Faiz düşerse ekonomi canlanır. Peki ekonominizin gerçekleri faizi düşürmeye izin veriyor mu? İnanın bunun hiçbir önemi yok. Ortaya faiz düşerse enflasyonun düşeceğine dair bir tez atar, rakamlarla oynar, yetmezse enerji ve gıda harcamalarını enflasyon hesabının dışına çıkarır, faizi düşürürsünüz.
Tanıdık geldi değil mi? Yetmedi; zorlayarak düşürdüğünüz 100 baz puanlık oranın üzerine 200 baz puan daha eklersiniz. Peki tüm bunların sonucunda enflasyon düşer mi? Düşmeyeceğini herkes biliyor.
Merkez Bankası’nın son faiz kararında ve gerekçesinde işte bunlar vardı. Bunun hiç bir mantığı olmadığını, karşılığı bulunmadığını ve geçici bir ortam yaratacağını dile getirdik.
Peki böylesine bir çılgınlık neden yapılırdı? Elde kalan konutları satabilmek için faiz oranlarını düşürüp, artık kimi kurtaracaksak, onların rahatlatılmasını sağlamak için... Bunu da özel bankalar üzerinden yapabilmeniz mümkün değil.
Kamu bankaları üzerinden yapmanız gerekir ki; hedefin bu olduğunu söylediğimizde herkes karşı çıktı. Bunun söylememizin iki nedeni vardı. Birincisi aynı şeyi daha önce deneyip, sonra kuru, faizi, enflasyonu patlattılar.
İkincisi reel sektörü konut sektöründen ibaret zannediyorlar. Bunu dile getirdiğimizde ‘olur mu, tüm reel sektörün rahatlatılması amaçlanıyor’ cinsinden tezler öne sürüldü. Aslında acı olan bunu dile getirenlerin de öyle olmadığını bilmesiydi.
Sonuçta ne oldu? Merkez Bankası faizleri gerekçe yaratarak aşağıya çekti; ardından kamu bankaları aynı oranda faizleri düşürdüklerini açıkladılar. Üç kamu bankası bunu açıklarken de ortak bir deklerasyon yayınladılar.
Ne dediler? “…konut kredileri faiz oranlarında ise 26 Ekim 2021 tarihinden itibaren geçerli olmak üzere 1 milyon TL altı tutarlarda yüzde 1,29, 1 milyon TL üzerindeki tutarlarda ise yüzde 1,34 faiz oranları uygulanmaya başlanacak.”

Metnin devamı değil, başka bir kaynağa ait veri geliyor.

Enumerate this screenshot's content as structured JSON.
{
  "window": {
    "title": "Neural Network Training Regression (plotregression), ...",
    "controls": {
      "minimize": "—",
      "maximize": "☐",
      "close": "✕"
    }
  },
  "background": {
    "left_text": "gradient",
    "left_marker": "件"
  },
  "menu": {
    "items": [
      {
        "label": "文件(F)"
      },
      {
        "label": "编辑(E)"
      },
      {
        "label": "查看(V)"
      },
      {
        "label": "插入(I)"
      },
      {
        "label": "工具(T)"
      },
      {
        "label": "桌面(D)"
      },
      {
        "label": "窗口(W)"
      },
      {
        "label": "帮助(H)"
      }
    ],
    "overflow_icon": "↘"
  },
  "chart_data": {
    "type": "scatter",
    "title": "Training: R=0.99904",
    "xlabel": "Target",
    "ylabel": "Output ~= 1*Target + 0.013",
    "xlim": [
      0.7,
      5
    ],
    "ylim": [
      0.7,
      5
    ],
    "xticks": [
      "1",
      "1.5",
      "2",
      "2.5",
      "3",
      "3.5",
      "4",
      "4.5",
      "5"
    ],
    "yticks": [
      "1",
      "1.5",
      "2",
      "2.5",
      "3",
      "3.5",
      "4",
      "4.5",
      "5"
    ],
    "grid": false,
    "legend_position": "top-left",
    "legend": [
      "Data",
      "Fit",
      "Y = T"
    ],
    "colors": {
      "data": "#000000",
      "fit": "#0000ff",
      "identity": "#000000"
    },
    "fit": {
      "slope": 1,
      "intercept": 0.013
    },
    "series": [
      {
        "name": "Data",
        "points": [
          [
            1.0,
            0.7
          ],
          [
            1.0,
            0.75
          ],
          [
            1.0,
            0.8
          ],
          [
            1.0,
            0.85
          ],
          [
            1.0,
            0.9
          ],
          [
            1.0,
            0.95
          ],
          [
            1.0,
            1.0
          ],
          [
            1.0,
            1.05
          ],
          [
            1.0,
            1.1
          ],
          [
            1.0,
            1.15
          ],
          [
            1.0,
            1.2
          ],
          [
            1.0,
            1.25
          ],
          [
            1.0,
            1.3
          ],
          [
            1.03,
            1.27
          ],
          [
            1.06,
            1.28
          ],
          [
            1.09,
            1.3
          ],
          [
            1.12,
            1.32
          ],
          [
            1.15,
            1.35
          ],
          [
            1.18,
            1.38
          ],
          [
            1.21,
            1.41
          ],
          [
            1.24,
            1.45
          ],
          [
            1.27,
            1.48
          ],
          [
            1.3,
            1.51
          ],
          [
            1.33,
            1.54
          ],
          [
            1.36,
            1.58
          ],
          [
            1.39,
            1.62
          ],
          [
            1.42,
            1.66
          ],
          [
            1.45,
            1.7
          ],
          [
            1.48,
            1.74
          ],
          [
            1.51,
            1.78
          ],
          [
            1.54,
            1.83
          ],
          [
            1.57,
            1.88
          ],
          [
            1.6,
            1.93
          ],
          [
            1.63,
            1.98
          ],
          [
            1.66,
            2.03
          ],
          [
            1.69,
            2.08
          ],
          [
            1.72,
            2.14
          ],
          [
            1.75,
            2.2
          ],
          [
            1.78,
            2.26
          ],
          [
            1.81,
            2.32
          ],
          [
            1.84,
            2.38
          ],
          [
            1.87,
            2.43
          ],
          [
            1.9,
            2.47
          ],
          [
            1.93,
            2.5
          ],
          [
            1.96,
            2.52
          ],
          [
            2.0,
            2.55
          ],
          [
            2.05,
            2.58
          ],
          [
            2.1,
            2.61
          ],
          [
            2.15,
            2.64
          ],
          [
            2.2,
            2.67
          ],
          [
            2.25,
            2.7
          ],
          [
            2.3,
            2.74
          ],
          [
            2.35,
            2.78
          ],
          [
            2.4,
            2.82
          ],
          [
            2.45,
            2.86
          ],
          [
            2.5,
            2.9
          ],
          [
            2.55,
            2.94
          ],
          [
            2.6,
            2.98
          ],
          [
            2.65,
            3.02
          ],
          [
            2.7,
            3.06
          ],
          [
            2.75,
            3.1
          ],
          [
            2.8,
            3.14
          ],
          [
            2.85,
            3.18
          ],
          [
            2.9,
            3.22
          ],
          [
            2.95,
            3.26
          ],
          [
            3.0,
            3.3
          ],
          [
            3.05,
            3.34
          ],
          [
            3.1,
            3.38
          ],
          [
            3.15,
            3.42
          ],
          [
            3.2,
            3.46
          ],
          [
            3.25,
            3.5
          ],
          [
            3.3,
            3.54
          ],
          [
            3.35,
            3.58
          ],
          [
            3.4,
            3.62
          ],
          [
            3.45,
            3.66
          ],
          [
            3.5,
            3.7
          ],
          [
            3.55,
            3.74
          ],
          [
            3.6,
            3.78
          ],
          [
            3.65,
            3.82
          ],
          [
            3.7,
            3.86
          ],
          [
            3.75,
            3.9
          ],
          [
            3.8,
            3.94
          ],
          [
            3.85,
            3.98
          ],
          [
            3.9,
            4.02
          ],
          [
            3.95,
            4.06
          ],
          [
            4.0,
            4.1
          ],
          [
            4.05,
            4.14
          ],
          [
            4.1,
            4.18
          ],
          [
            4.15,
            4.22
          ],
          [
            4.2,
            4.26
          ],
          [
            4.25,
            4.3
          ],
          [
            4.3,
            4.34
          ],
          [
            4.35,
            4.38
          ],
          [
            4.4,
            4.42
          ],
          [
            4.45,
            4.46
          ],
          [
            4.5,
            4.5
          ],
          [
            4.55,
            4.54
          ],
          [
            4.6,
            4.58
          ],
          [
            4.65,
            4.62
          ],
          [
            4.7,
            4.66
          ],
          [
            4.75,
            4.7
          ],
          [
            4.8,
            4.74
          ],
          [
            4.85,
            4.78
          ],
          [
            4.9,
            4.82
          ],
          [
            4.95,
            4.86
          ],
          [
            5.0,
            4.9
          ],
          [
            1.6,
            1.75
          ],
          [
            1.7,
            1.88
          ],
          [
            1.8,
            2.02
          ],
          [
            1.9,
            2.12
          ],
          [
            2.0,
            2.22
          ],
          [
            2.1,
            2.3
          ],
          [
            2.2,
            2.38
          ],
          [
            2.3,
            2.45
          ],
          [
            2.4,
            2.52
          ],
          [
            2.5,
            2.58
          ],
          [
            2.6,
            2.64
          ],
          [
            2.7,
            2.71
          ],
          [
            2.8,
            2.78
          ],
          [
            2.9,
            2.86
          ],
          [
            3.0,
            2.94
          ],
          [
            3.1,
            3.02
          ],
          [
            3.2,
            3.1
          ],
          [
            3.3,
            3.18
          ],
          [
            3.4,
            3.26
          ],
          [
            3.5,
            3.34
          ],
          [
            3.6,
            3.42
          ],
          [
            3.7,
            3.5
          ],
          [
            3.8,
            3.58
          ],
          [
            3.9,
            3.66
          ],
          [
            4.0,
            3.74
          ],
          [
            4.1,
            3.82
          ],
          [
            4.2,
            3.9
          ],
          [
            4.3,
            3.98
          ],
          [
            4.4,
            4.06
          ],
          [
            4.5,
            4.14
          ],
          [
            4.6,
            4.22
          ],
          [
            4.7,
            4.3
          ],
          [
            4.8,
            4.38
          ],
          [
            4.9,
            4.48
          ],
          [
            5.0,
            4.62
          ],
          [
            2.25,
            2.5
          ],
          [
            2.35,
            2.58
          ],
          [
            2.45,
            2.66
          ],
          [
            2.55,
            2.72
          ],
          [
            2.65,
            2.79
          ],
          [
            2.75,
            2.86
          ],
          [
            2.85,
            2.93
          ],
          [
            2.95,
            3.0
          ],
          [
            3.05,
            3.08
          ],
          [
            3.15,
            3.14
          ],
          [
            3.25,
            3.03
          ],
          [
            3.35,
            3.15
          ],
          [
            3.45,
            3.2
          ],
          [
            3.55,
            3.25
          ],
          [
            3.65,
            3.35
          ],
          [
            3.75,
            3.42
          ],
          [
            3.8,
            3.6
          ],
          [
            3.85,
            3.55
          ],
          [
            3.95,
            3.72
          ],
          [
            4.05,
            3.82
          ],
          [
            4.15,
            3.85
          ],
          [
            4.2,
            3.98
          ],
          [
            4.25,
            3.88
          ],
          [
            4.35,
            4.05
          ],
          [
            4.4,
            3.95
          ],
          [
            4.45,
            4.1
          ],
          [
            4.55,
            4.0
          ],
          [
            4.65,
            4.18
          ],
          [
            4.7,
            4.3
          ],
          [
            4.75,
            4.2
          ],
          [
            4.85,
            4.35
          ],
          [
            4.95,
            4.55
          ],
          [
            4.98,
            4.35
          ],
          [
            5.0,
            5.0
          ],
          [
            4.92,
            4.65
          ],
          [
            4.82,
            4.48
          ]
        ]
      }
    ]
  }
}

Dikkatinizi çekerim ortak açıklamada sadece konut piyasasındaki faiz oranlarından söz edildi. Demek ki neymiş? En baştan beri bu zorlamanın, bu akıl dışılığın ve sonuçta çok daha yüksek maliyetlerle sonuçlanacak operasyonun gerçek amacı, elde kalan konutları sattırmak ve üç beş müteahhidi rahatlatmaktan ibaretmiş.
Öylesine kendilerini şaşırmışlar ki, bari yapılan ortak açıklamada Türk reel sektörünün finansmana ulaşımını kolaylaştırmak gibi gerçek olmasa da gerekçeler ortaya koyun.
Konuya o kadar kilitlenmiş olmalılar ki, açıklamalarında bile konut piyasasında uygulanacak faizler üzerinden meseleyi izah ettiler. Sonuçta müteahhitler yine birbirine konut satıp, kamu bankalarından da kredi kullanır; günün sonunda rayiç bedelden kamulaşan elde kalmış konutların faturası 84 milyona çıkar. Sonra da buna üretim ekonomisini destek denilmesini beklerler. Yazık; çok yazık.